Previously victorious in Keeneland’s Breeders’ Futurity (G1), Essential Quality is undefeated in three starts and looms as the early favorite for the 2021 Kentucky Derby. He’ll head into winter atop the Road to the Kentucky Derby leaderboard with 30 points, and securing the Eclipse Award as champion 2-year-old male should be a formality.

 

Breeders’ Cup Juvenile Race History

For many years, racing fans and handicappers spoke of the “Juvenile Jinx.” So the thinking went, it was virtually impossible for any horse to win both the Breeders’ Cup Juvenile (G1) and the Kentucky Derby (G1).

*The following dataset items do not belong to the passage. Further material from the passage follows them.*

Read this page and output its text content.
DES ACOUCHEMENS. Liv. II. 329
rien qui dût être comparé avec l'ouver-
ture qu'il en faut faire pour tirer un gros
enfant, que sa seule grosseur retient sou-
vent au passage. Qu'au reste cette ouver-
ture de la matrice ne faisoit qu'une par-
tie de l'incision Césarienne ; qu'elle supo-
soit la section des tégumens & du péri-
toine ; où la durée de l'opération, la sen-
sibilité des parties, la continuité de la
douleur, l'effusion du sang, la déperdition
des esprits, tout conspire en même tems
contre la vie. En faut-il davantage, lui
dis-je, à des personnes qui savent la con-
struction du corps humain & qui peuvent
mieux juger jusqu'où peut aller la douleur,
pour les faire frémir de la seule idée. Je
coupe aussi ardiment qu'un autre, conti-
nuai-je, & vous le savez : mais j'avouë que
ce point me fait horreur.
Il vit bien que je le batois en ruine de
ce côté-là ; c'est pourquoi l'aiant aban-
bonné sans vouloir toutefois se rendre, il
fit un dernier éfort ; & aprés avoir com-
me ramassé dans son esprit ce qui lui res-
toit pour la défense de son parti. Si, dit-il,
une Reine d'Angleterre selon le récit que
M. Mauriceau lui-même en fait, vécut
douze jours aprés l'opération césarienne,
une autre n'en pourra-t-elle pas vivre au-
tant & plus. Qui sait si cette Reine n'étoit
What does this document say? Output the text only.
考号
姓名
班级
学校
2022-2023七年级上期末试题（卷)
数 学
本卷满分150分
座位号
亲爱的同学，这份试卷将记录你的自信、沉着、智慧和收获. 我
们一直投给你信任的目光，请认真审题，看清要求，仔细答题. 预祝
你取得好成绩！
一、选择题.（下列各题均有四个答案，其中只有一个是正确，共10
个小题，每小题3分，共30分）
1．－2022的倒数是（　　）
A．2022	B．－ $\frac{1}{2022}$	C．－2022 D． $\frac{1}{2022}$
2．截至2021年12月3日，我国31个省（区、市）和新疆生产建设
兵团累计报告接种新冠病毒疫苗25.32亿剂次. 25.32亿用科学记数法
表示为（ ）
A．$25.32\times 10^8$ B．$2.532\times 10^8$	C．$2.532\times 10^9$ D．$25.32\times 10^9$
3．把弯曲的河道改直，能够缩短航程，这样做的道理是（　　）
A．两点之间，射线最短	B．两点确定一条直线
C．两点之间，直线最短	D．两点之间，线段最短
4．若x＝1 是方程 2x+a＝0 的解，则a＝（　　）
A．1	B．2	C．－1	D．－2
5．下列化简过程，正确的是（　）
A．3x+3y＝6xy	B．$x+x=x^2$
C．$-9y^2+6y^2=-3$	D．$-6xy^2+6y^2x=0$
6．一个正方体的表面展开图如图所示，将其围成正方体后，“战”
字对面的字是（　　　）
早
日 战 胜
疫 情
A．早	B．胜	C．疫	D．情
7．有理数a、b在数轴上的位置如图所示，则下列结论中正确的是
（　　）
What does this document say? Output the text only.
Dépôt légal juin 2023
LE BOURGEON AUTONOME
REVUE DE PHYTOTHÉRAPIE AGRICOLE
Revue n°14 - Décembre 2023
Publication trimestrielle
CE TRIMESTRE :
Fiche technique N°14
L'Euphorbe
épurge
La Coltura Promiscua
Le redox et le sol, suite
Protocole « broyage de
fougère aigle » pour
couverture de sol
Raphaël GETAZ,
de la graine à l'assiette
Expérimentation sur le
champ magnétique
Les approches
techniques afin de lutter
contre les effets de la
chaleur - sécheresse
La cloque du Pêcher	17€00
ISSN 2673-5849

The Breeders’ Cup Juvenile ranks as North America’s season-defining championship for 2-year-old colts and geldings. The 1 116-mile race has traveled around the country since its inauguration in 1984 and is frequently won by early-maturing runners lacking the stamina and/or durability to succeed as 3-year-olds in the 1 ¼-mile Kentucky Derby.

Generally speaking, the “Juvenile Jinx” has been a sound theory. Many impressive Juvenile winners have indeed come up short on the first Saturday in May, including the sensational Arazi (eighth in 1992) and Horse of the Year Favorite Trick (eighth in 1997).

But pit enough high-quality juveniles against each other in an annual championship race, and you’re bound to come up with Kentucky Derby winners once in a while. During the first decade of the Breeders’ Cup Juvenile, future Derby champions Spend a Buck (1985), Alysheba (1987), and Sea Hero (1993) were all beaten in the Juvenile before making history under the Twin Spires.

Then in 2006-07, the jinx was broken. The Breeders’ Cup Juvenile traveled to Churchill Downs, where an unheralded colt named Street Sense obliterated his rivals by a record-breaking 10 lengths. Six months later, he returned to Louisville and crushed the curse with a decisive rail-skimming triumph in the Kentucky Derby.

In the years since, the influence of the Breeders’ Cup Juvenile has continued to grow. When Midshipman won the 2008 Breeders’ Cup Juvenile in the stakes-record time of 1:40.94, the last horse to cross the finish line was a diminutive gelding named Mine That Bird. The following year, Mine That Bird stunned the racing world with a 50-1 upset in the Run for the Roses.

Even more significantly, Nyquist emulated Street Sense by sweeping the Juvenile/Derby double in 2015-16, reiterating the importance of racing’s championship test for juveniles. Between 1984 and 2019, a span of 35 years, the Breeders’ Cup Juvenile produced six winners of the Kentucky Derby, more than any other stakes race for two-year-olds.